Now that I say it out loud, I realize it might sound a little silly, but
then again, I had tested the 'validity' of the bug, not too long before I
sent in the patch for syzbot to test too, and it seemed to be present when I did.

Thanks,
Anant


2020-09-12 15:05:41

by Greg Kroah-Hartman

[permalink] [raw]
Subject: Re: [PATCH] Using a pointer and kzalloc in place of a struct directly

On Sat, Sep 12, 2020 at 05:43:38PM +0530, Anant Thazhemadam wrote:
>
> On 12/09/20 5:17 pm, Greg KH wrote:
> > Note, your "To:" line seemed corrupted, and why not cc: the bpf mailing
> > list as well?
> Oh, I'm sorry about that. I pulled the emails of all the people to whom
> this mail was sent off from the header in lkml mail, and just cc-ed
> everyone.
>
> > You leaked memory :(
> >
> > Did you test this patch? Where do you free this memory, I don't see
> > that happening anywhere in this patch, did I miss it?
>
> Yes, I did test this patch, which didn't seem to trigger any issues.
> It surprised me so much, that I ended up sending it in, to have
> it checked out.

You might not have noticed the memory leak if you were not looking for
it.

How did you test this?

> I wasn't sure where exactly the memory allocated here was
> supposed to be freed (might be why the current implementation
> isn't exactly using kzalloc). I forgot to mention it in the initial mail,
> and I was hoping that someone would point me in the right direction
> (if this approach was actually going to be considered, that is, which in
> retrospect I now feel might not be the best thing)

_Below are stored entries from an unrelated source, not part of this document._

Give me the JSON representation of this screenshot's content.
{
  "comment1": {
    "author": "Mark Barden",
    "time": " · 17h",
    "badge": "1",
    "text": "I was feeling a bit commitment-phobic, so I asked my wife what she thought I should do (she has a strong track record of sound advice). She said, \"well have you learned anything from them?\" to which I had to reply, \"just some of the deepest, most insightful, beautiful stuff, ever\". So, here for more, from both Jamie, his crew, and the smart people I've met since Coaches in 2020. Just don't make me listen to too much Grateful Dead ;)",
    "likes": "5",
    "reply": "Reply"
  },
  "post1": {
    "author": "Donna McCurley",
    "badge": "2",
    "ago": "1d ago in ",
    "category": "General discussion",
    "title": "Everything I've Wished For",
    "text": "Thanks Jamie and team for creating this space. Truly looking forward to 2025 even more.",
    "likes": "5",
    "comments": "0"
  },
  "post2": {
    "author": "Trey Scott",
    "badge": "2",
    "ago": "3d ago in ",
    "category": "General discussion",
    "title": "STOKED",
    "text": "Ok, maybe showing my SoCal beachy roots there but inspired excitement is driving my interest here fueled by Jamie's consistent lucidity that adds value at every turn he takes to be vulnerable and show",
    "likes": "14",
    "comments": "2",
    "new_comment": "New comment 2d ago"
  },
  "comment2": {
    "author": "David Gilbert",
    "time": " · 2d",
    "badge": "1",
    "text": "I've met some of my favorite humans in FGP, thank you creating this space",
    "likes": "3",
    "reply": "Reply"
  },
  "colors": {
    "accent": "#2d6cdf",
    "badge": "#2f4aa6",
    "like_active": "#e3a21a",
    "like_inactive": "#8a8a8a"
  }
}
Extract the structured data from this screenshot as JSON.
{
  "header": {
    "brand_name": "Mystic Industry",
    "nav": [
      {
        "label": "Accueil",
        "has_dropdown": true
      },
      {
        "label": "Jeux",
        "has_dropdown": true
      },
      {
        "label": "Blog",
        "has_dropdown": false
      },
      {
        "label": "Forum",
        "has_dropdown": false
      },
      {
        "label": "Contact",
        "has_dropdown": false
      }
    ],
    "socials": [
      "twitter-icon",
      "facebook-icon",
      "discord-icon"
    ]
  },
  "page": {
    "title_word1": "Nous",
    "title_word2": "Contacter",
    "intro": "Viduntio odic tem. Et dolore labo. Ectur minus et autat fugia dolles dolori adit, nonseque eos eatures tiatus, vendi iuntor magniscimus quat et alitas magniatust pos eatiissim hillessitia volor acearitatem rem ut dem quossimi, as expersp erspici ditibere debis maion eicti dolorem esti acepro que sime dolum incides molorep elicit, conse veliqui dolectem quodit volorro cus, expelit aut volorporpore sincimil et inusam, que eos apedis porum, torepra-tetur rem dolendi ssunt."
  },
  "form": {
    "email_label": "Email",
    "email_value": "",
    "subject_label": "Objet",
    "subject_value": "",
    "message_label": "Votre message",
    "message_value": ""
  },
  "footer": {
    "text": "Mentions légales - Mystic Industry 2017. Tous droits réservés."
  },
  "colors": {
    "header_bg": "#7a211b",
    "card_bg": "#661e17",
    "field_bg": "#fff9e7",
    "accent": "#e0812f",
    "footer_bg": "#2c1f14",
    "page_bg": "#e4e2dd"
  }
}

It has to be freed somewhere, you wrote the patch :)

But back to the original question here, why do you feel this change is
needed? What does this do better/faster/more correct than the code that
is currently there? Unless you can provide that, the change should not
be needed, right?

thanks,

greg k-h

2020-09-12 20:03:57

by Anant Thazhemadam

[permalink] [raw]
Subject: Re: [PATCH] Using a pointer and kzalloc in place of a struct directly


On 12/09/20 8:25 pm, Greg KH wrote:
> On Sat, Sep 12, 2020 at 05:43:38PM +0530, Anant Thazhemadam wrote:
>> On 12/09/20 5:17 pm, Greg KH wrote:
>>> Note, your "To:" line seemed corrupted, and why not cc: the bpf mailing
>>> list as well?
>> Oh, I'm sorry about that. I pulled the emails of all the people to whom
>> this mail was sent off from the header in lkml mail, and just cc-ed
>> everyone.
>>
>>> You leaked memory :(
>>>
>>> Did you test this patch? Where do you free this memory, I don't see
>>> that happening anywhere in this patch, did I miss it?
>> Yes, I did test this patch, which didn't seem to trigger any issues.
>> It surprised me so much, that I ended up sending it in, to have
>> it checked out.
> You might not have noticed the memory leak if you were not looking for
> it.
>
> How did you test this?
Ah, that must be it. I tested this using syzbot, which wouldn't have looked
for memory leaks, but only the issue that was reported. My apologies.
>> I wasn't sure where exactly the memory allocated here was
>> supposed to be freed (might be why the current implementation
>> isn't exactly using kzalloc). I forgot to mention it in the initial mail,
>> and I was hoping that someone would point me in the right direction
>> (if this approach was actually going to be considered, that is, which in
>> retrospect I now feel might not be the best thing)
> It has to be freed somewhere, you wrote the patch :)
>
> But back to the original question here, why do you feel this change is
> needed? What does this do better/faster/more correct than the code that
> is currently there? Unless you can provide that, the change should not
> be needed, right?
I was initially trying to see if allocating memory would be an appropriate
heuristic in trying to get a better sense of the bug and crash report, and
at that moment, that was my goal, and figured that I'd deal with rest
(such as freeing the memory) later on, if this was a something that could work.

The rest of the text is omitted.